Impactos da flexibilização das leis ambientais brasileiras

Enviada em 10/10/2020

Segundo Paul Watson, cofundador e diretor da fundação Greenpeace,  “Inteligência é a habilidade das espécies para viver em harmonia com o meio ambiente”. Oposta a essa constatação, no Brasil evidencia-se uma perigosa flexibilização das leis ambientais, provocando grandes impactos para a natureza, como o aumento do desmatamento e o aumento da retirada de recursos naturais. Nesse viés, fica evidente a necessidade de soluçoes para esse impasse, propondo assim uma maior qualidade de vida para a população e para o planeja.

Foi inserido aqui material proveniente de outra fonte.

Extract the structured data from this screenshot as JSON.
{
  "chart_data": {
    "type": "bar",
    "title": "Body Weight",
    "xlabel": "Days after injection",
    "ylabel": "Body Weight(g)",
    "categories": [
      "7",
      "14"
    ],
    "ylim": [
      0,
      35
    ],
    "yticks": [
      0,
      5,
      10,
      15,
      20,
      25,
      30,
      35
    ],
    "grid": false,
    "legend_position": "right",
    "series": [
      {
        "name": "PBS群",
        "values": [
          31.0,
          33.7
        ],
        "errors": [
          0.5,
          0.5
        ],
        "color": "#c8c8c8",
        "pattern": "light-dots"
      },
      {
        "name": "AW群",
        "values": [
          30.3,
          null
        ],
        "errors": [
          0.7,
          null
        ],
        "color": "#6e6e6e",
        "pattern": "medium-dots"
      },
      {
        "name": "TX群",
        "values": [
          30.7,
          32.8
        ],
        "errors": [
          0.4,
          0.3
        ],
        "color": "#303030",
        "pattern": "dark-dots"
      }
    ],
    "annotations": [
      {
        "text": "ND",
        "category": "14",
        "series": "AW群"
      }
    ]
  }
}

A priori, é necessário salientar que um importante revés cujo flexibilizar as leis ambientais no Brasil causa é o aumento do desmatamento. No período de 1970 a 1985, a taxa de desmatamento anual na Mata Atlântica, segundo a ONG SOS, era de 107.296ha/ano, e a partir da criação das leis bem como as deixando mais rígida, em 2000 a taxa anual já era de 15.152ha/ano, isto demonstra que flexibilizar não representa ser o melhor caminho para garantir o futuro da vida no planeta. Além disso, a bancada ruralista, valendo-se do seu poder no congresso, tenta diminuir por alterações nas leis as reservas no Brasil, podendo desta forma aumentar a exploração de áreas para enriquecimento próprio. Infelizmente, com essas flexibilização alteraríamos os biomas, ciclos hidrológicos, contribuindo para a irregularidade pluviométrica, aumento temperatura global e não preservação para vida futuras.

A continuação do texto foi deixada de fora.